When speed changes over time, it is difficult to determine the distance traveled. But we can get a good approximation by dividing the time interval into a large number of pieces and assuming the speed remains constant over each individual period. Then, in each piece, we multiply the change in time by the speed at the start of that interval and sum the products.

We’ll call dividing into $n$ intervals an **$n$-approximation**. So the above shows a 5-approximation of the distance traveled.

A car accelerates with constant acceleration from 0 mph to 60 mph over a 3-hour period.

If we divide this time interval into **three** intervals (i.e. using a 3-approximation), what are the speeds at the start of the intervals?

The same car still accelerates at a constant rate from 0 mph to 60 mph over a 3-hour period.

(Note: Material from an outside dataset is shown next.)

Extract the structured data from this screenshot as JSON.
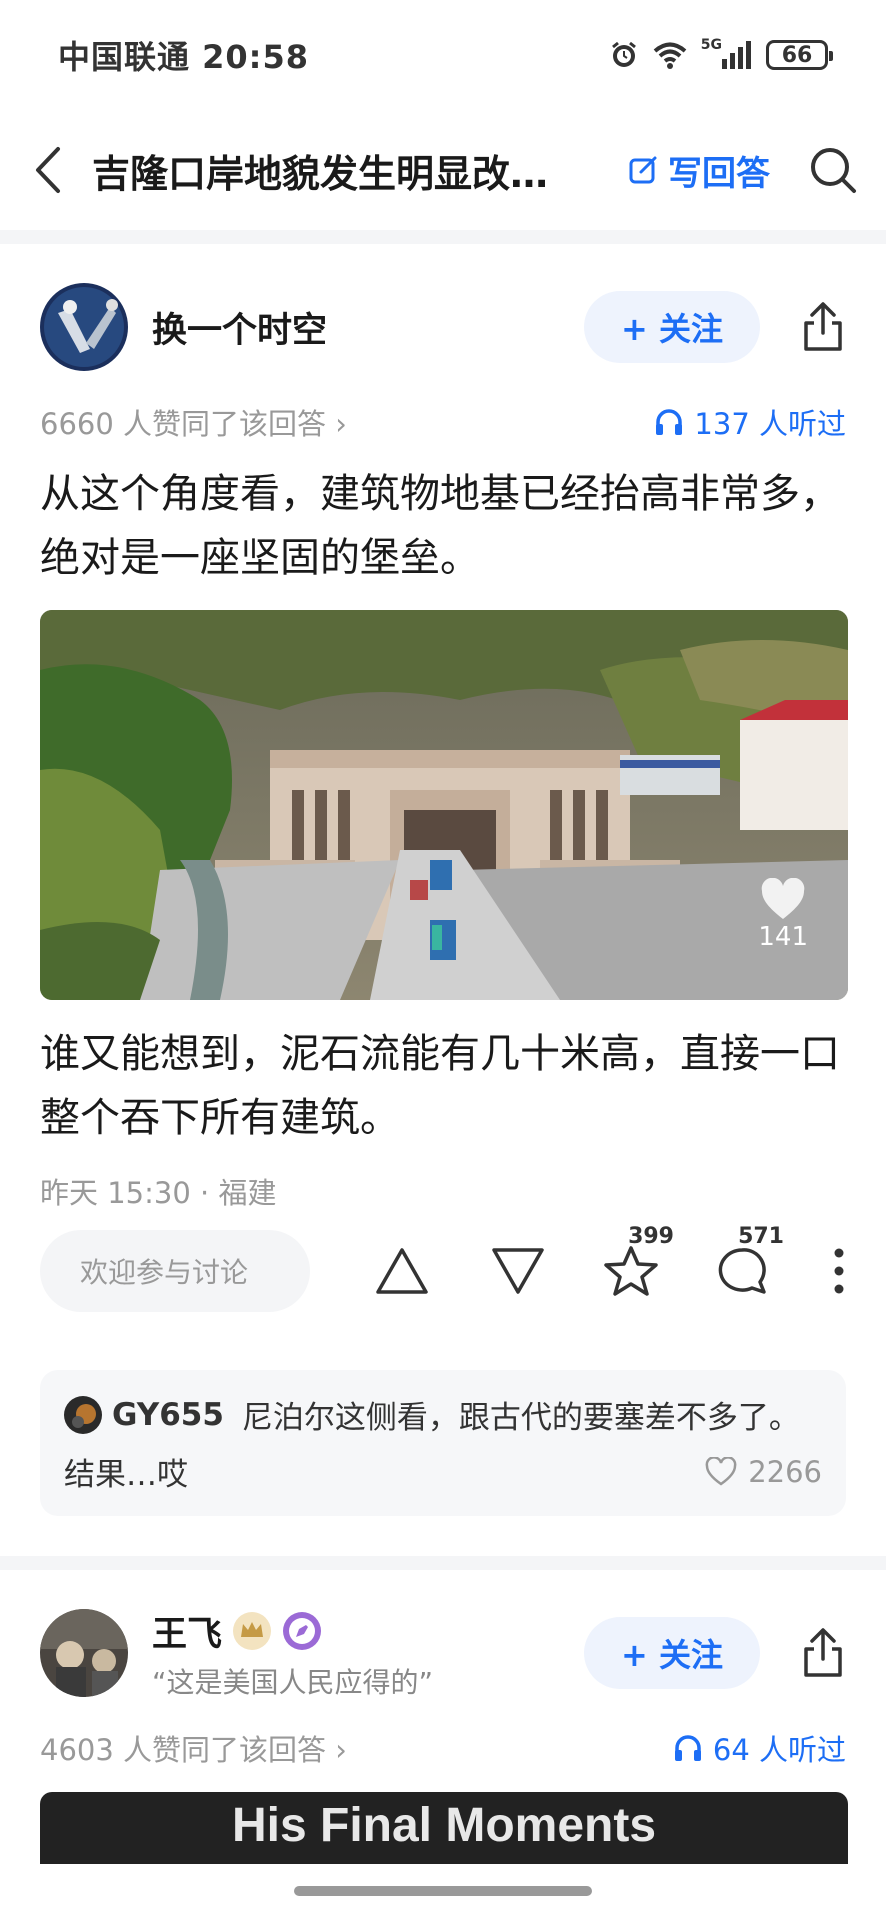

A 3-approximation (i.e. dividing into three smaller time intervals) would give $d_1$ miles for the distance traveled over the whole 3-hour period, and a 60-approximation (i.e. dividing into 60 smaller time intervals) would give $d_2$ miles for the distance traveled over the whole 3-hour period. What are $d_1$ and $d_2?$

(Note we are still taking the speed at the *start* of each interval.)

Now suppose there is a function that tells us the speed of the car at any given time: in other words, $f(t)$ represents the speed of the car at time $t$. The time interval $[a,b]$ is split into 4 smaller intervals:

In terms of $f$, what are the speeds at the beginning of these smaller intervals?

$1. \, \, \, \begin{cases}\ &f(a),\ f\left(a + \frac{b-a}{4}\right),\\ & f\left(a + 2 \cdot \frac{b-a}{4}\right),\ f\left(a + 3 \cdot \frac{b-a}{4}\right)\end{cases}$

$2.\, \, \, \begin{cases} & f(a),\ f\left(a + \frac{b-a}{3}\right),\\ & f\left(a + 2 \cdot \frac{b-a}{3}\right),\ f(b) \end{cases}$

$3.\, \, \, \begin{cases} & f\left(a + \frac{b-a}{4}\right),\ f\left(a + 2 \cdot \frac{b-a}{4}\right),\\ & f\left(a + 3 \cdot \frac{b-a}{4}\right),\ f(b) \end{cases}$

$4.\, \, \, \begin{cases} & f\left(a + \frac{b-a}{5}\right),\ f\left(a + 2 \cdot \frac{b-a}{5}\right),\\ & f\left(a + 3 \cdot \frac{b-a}{5}\right),\ f\left(a + 4 \cdot \frac{b-a}{5}\right) \end{cases}$

In the last problem, we saw that the 100-approximation for distance travelled over the time period $t \in [a,b]$ is

$\frac{b-a}{100}\sum_{i=0}^{99}f\left(a + i \cdot \frac{b-a}{100}\right).$

Generalizing, the $n$-approximation is similarly

$\frac{b-a}{n}\sum_{i=0}^{n-1}f\left(a + i \cdot \frac{b-a}{n}\right).$

This is called a **Riemann sum**, which for now we’ll write as $\text{RS}(f, a, b, n)$ $($meaning the $n$-approximation of the distance travelled over the time interval $[a,b]$ with speed function $f).$ The idea is that the "true" distance should be a limit of these approximations as $n$ goes to infinity.

In the coming quizzes, we’ll see how the Riemann sum appears not just with distance but in more and more seemingly unrelated places. Then we’ll build up tools to easily evaluate all of these sums!